Fortis was de fusie tussen enkele Nederlandse private financiële instellingen en twee Belgische kroonjuwelen: de Generale Bank (de bank van de staatsdragende financiële holding Société Générale) en de ASLK (de spaar- en investeringsbank van de gewone man en vrouw). Het was de Société Générale die in 1831, toen België nog maar pas onafhankelijk was, enkele jaren lang voor nationale bank moest spelen en papiergeld drukte. De 150 jaren die volgden was de bank betrokken in zo goed als elke grote onderneming van onze nationale corporatie: van Congo tot Anderlecht. ASLK op haar beurt is de openbare spaarbank die het volk (en de kinderen op school) al vanaf het einde van de 19de eeuw leerde sparen en zo enorme investeringssommen ophaalde. Menig Belgisch gezin trok een huis op van ASLK-spaarcenten. Beide banken waren doorheen de hele twintigste eeuw de financiële instrumenten bij uitstek in handen van de Belgische burgerij voor de uit- en opbouw van een moderne nationale economie. Dat is niet alles. Net zoals de Generale Maatschappij en dito Bank een cruciale rol speelden voor de financiering en uitbouw van de Belgische industrie, zo vormde de ASLK een bijzonder en centraal gegeven in de pacificatie van de klassentegenstellingen. Beide zaken hebben veel, zoniet alles, met elkaar te maken. De spreekwoordelijke Belg met de “baksteen in de maag”, is het kind van de politieke keuze om arbeidersgezinnen te stimuleren een eigen private woonst aan te kopen (23). We zien hier een basismechanisme van het ‘fordisme’ aan het werk. Extra welvaart moet arbeidsdiscipline afkopen.

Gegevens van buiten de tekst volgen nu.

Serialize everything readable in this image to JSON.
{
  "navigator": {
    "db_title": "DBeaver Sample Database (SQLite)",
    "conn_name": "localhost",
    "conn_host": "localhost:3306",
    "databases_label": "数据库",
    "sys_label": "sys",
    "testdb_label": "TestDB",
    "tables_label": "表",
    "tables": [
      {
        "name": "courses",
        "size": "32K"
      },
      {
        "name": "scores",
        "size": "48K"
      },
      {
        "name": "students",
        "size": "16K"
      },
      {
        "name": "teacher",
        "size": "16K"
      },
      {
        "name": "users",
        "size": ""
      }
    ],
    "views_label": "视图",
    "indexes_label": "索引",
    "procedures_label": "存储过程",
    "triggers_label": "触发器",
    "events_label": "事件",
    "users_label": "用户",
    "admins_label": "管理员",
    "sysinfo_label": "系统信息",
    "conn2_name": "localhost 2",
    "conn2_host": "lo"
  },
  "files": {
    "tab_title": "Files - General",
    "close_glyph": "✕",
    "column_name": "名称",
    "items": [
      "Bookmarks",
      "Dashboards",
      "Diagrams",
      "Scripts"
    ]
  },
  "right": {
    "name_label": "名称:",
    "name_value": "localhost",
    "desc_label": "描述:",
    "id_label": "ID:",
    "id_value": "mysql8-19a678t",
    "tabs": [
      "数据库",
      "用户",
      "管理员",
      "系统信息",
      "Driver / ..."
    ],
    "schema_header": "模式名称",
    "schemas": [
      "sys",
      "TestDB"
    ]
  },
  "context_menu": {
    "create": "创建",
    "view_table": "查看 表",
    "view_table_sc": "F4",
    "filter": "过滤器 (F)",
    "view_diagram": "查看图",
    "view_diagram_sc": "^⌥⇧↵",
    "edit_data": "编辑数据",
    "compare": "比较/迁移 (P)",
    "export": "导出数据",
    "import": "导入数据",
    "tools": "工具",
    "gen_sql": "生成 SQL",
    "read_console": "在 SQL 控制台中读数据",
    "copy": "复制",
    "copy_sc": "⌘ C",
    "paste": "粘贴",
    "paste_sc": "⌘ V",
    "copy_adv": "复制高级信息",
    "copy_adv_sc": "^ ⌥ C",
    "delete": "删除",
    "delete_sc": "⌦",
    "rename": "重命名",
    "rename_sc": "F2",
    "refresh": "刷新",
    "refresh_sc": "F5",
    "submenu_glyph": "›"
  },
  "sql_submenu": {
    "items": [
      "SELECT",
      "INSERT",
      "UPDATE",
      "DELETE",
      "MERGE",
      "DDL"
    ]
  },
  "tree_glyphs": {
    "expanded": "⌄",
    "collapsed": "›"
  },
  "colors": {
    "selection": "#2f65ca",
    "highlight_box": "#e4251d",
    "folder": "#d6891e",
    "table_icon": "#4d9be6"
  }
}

Een Société Générale zonder ASLK, is als een fabriek zonder ploegbazen. Vandaag is die fabriek niet meer in Belgische handen en lijken de ploegbazen het loodje te zullen leggen. Het einde van een tijdperk. Iets wat ook politiek gesproken niet zonder gevolgen kan blijven.

Het einde van een tijd

We spoelen terug en vatten tussentijds samen. In de schoot van de oranje en de rode zuilen (en een beetje de blauwe), ontwikkelde de nationale burgerij zichzelf (fijner en subtieler dan voorheen) en haar staat. De zuilen, met als centrale spelers hun partijen, bemiddelden actief de sociaaleconomische tegenstellingen en puurden er politiek en regime uit. Via allerhande sociaal-politieke mechanismen wist de Belgische burgerij zo de arbeidersklasse (verdeeld tussen oranje/groene, rode en blauwe loyaliteiten) in te passen in haar accumulatiemodel. De sociaaldemocratie cultiveerde het sociaal overleg. De christendemocratie ging nog een stap verder door als ‘standenpartij’ dat sociaal overleg letterlijk te belichamen, te zijn. De uitbarstingen van Mei ’68 kregen een plaats in een modern ‘middenveld’. Hand in hand hiermee brak de groene stroming door, deels als ‘partij van het middenveld’. De verkregen pacificatie (klassevrede) is de hoeksteen van dit politiek-economische corporatisme. Het is ook daarom dat we hier spreken van de ‘Belgische corporatie’. Maar elk historisch regime produceert uiteindelijk zelf ofwel onbeheersbare tegenstellingen ofwel nieuwe krachtsverhoudingen die de oude vormen van bemiddeling overbodig maken.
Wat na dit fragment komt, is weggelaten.